Willow Street Pizza is one of those places I never think of visiting until I’m standing right outside its door. This South Bay mini chain isn’t remarkable in any particular way, but it’s consistently above average and always sends me away satisfied with my choice to eat there. All of the Willow Street restaurants are also dog-friendly, which is a big plus in my book.
One afternoon in November, my wife Shawn and I found ourselves being dragged around Los Gatos by our two pint-sized dogs. We were finished with our primary objective – visiting every interesting shrub and fire hydrant the city had to offer – and so we moved on to locating a place to have lunch. We needed somewhere with outdoor seating, patio heaters, and tolerance of pooches. It didn’t take us long to narrow down our choice to Willow Street Pizza.
As we approached the restaurant, we noticed that there were plenty of open tables on the patio. Excellent. Shawn went inside to speak with the hostess and get us seated… and instead came out with a pager. “It’ll be 20 to 25 minutes” Shawn said, not trying too hard to hide her irritation. I looked around at all the empty tables as if to say, “Are they on crack?” Shawn shrugged. I shrugged. We waited.
” I looked around at all the empty tables as if to say, ‘Are they on crack?’ “
20 minutes went by in a flash, with “flash” being defined as the amount of time it takes a set of human buttocks to go completely numb due to sitting on cold bricks while waiting outside a restaurant. Mercifully, the pager went off around then and we were whisked away to a nice, clean table underneath a toasty heat lamp.
Our server swooped by promptly, apologizing for the wait and setting us up with fresh bread. Well, that’s more like it. My Like-O-Meter had been dipping dangerously, but now it was working its way back up to a more reasonable level. I was barely through tearing off a piece of bread when our server stopped by again to take our drink order. Shawn chose a made-to-order ginger ale, and I went for the Shipyard Smashed Blueberry ale featured on the seasonal beverage board.
Actually no, it wasn’t ale… it was a malt beverage. Well it sure tasted like ale, and a good one at that. It had outstanding blueberry flavor, but not in a weird way. And sheesh, 9.0% alcohol? That’s a strong one. While I was engrossed in the flavor of my blueberry malt thing, Shawn ordered us a Gorgonzola salad with cranberries and a pepperoni and olive pizza. Perfect.

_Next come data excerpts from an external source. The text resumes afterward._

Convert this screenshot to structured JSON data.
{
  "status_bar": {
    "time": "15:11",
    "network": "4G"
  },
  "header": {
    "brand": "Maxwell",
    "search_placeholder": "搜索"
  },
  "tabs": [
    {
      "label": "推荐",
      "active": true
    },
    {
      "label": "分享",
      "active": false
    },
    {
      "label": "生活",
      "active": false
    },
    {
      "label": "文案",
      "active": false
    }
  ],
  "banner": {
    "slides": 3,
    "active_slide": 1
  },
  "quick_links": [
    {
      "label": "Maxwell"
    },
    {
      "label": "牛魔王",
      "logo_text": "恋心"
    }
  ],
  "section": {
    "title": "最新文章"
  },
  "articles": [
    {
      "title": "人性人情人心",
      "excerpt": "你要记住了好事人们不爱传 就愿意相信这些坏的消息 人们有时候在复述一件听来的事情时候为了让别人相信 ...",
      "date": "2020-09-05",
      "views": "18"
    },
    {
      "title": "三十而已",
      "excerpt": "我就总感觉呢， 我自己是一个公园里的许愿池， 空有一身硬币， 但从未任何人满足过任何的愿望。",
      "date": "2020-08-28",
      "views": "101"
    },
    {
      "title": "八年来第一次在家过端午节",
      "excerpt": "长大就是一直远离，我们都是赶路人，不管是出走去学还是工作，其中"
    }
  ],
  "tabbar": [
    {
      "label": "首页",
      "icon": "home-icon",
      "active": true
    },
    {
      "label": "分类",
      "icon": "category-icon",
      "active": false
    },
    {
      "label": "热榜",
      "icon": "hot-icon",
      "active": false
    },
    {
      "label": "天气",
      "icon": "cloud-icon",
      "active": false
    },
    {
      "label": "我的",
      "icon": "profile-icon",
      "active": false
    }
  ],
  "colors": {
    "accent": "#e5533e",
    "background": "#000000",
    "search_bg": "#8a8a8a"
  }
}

It didn’t take longs for our food to arrive, and it was very good. That beer though, wow! Yeah, pretty strong.. Big bottle too, 22oz. The gorgonzogla salad was surprisingly good for just being a salad. I mean, it’s a salad right? Who notices things like a salad? but anyway we liked it. And there’s cranberries in it! Oh yeah, that’s in the name. Loving this beer.
we got the pizza when I was halfway through my ale. Really tastes like blueberries. no not that I meant the beer. Hey when did the pizza get here? It was fairly shimple but very nicely made, and I’m sure someone made it by hand. real good that pizza with good crust. Man. and this beer still isnt empty. here Shawn you need to take the car keys. WOO has someone turned up the patio heater I think? lol
well we had to wait while to eat but we finally did so great! THe blueberry ale was one of the best salads i’ve had, and the cranberry piza was good with my beer Hey whos dogs are these. i rate Willow Street Pizza pretty good but not acceptional, defently worth going back. omg this ale has BULEBERRIES
Willow Street Pizza
Multiple locations around the Bay Area
Standard Restaurant Review Disclaimer
The ambiguous and illogical rating system used in this review is not intended to be pinpoint accurate. It’s only there to give you a general idea of how much I like or dislike an establishment, and it also gives me an excuse to write silly things. If my rating system angers and distracts you, there’s a good chance you have control issues. I would also like to point out that I am not a highly qualified restaurant reviewer person, nor do I particularly care what that job is called. If you were under the impression that perhaps I was one of those people, consider your hopes dashed. Lastly, wow! You read the entire disclaimer. You get a gold star on your chart today.